Как ни ездил я вдоль села, как ни вглядывался, моей знакомой красавицы семнадцатого века нигде не было. Значит, я ошибся селом. Дом, о котором я думаю, что покупал в нем яйца, похож на дом в другом селе, в котором я их действительно покупал, и палисадник с сиренью похож на тот палисадник… Вот видишь, здесь магазин, а там его не было. Тебе хотелось есть тогда, и, если бы магазин был, ты сообразил бы в него зайти и купить еды. Магазина не было. Но дубовое бревно, на котором тогда сидели твои собеседники? До сих пор оно лежит на траве. То самое, с выгнившей сердцевиной.
Тогда возникают два вопроса: куда делась церковь и откуда здесь очутился магазин. Очень просто: магазин сделали из церкви. Обезглавили. Сняли верхнюю часть с нарядными кокошниками, покрыли плоской крышей, и получился вполне современный магазин, почти модерн, еще бы стеклянную витрину во всю стену.
А где же «Троица», которая глядела из окна, из глубокой ниши? Она ложится отныне на твою совесть.
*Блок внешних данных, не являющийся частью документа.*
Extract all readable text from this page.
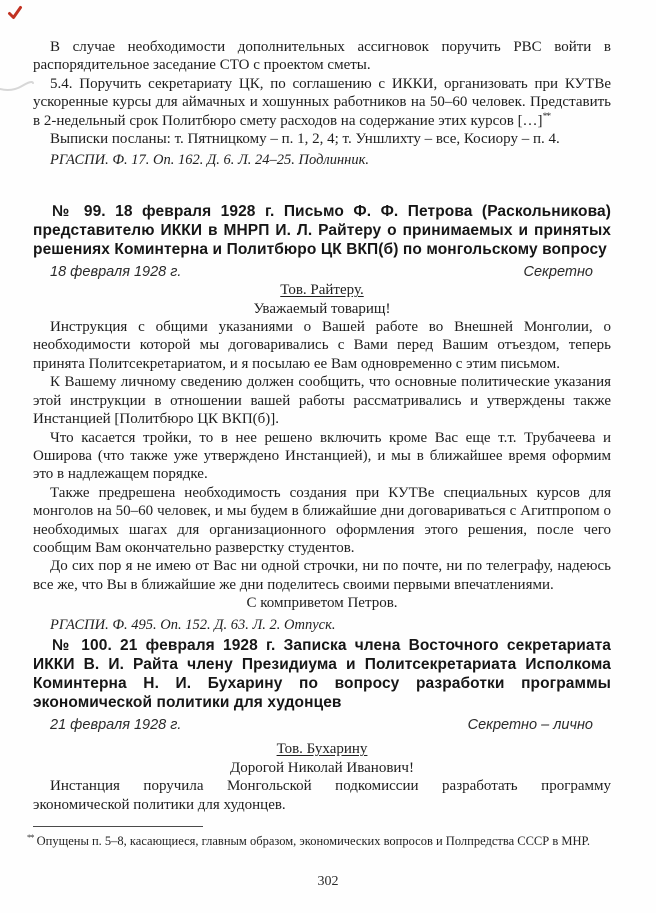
В случае необходимости дополнительных ассигновок поручить РВС войти в распорядительное заседание СТО с проектом сметы.

5.4. Поручить секретариату ЦК, по соглашению с ИККИ, организовать при КУТВе ускоренные курсы для аймачных и хошунных работников на 50–60 человек. Представить в 2-недельный срок Политбюро смету расходов на содержание этих курсов […]**

Выписки посланы: т. Пятницкому – п. 1, 2, 4; т. Уншлихту – все, Косиору – п. 4.

РГАСПИ. Ф. 17. Оп. 162. Д. 6. Л. 24–25. Подлинник.

№ 99. 18 февраля 1928 г. Письмо Ф. Ф. Петрова (Раскольникова) представителю ИККИ в МНРП И. Л. Райтеру о принимаемых и принятых решениях Коминтерна и Политбюро ЦК ВКП(б) по монгольскому вопросу
18 февраля 1928 г.	Секретно

Тов. Райтеру.

Уважаемый товарищ!

Инструкция с общими указаниями о Вашей работе во Внешней Монголии, о необходимости которой мы договаривались с Вами перед Вашим отъездом, теперь принята Политсекретариатом, и я посылаю ее Вам одновременно с этим письмом.

К Вашему личному сведению должен сообщить, что основные политические указания этой инструкции в отношении вашей работы рассматривались и утверждены также Инстанцией [Политбюро ЦК ВКП(б)].

Что касается тройки, то в нее решено включить кроме Вас еще т.т. Трубачеева и Оширова (что также уже утверждено Инстанцией), и мы в ближайшее время оформим это в надлежащем порядке.

Также предрешена необходимость создания при КУТВе специальных курсов для монголов на 50–60 человек, и мы будем в ближайшие дни договариваться с Агитпропом о необходимых шагах для организационного оформления этого решения, после чего сообщим Вам окончательно разверстку студентов.

До сих пор я не имею от Вас ни одной строчки, ни по почте, ни по телеграфу, надеюсь все же, что Вы в ближайшие же дни поделитесь своими первыми впечатлениями.

С комприветом Петров.

РГАСПИ. Ф. 495. Оп. 152. Д. 63. Л. 2. Отпуск.

№ 100. 21 февраля 1928 г. Записка члена Восточного секретариата ИККИ В. И. Райта члену Президиума и Политсекретариата Исполкома Коминтерна Н. И. Бухарину по вопросу разработки программы экономической политики для худонцев
21 февраля 1928 г.	Секретно – лично

Тов. Бухарину

Дорогой Николай Иванович!

Инстанция поручила Монгольской подкомиссии разработать программу экономической политики для худонцев.

** Опущены п. 5–8, касающиеся, главным образом, экономических вопросов и Полпредства СССР в МНР.

302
Нужно было строить шалаш, запасаться провиантом и жить около церкви до тех пор, пока кладовщица не позволила бы тебе снять икону из окна и спасти. И сколько бы ты ни жил на свете, всегда погибшая «Троица» будет лежать на твоей совести, как если бы ты прошел мимо проруби, в которой захлебывался человек, прошел и не протянул руку.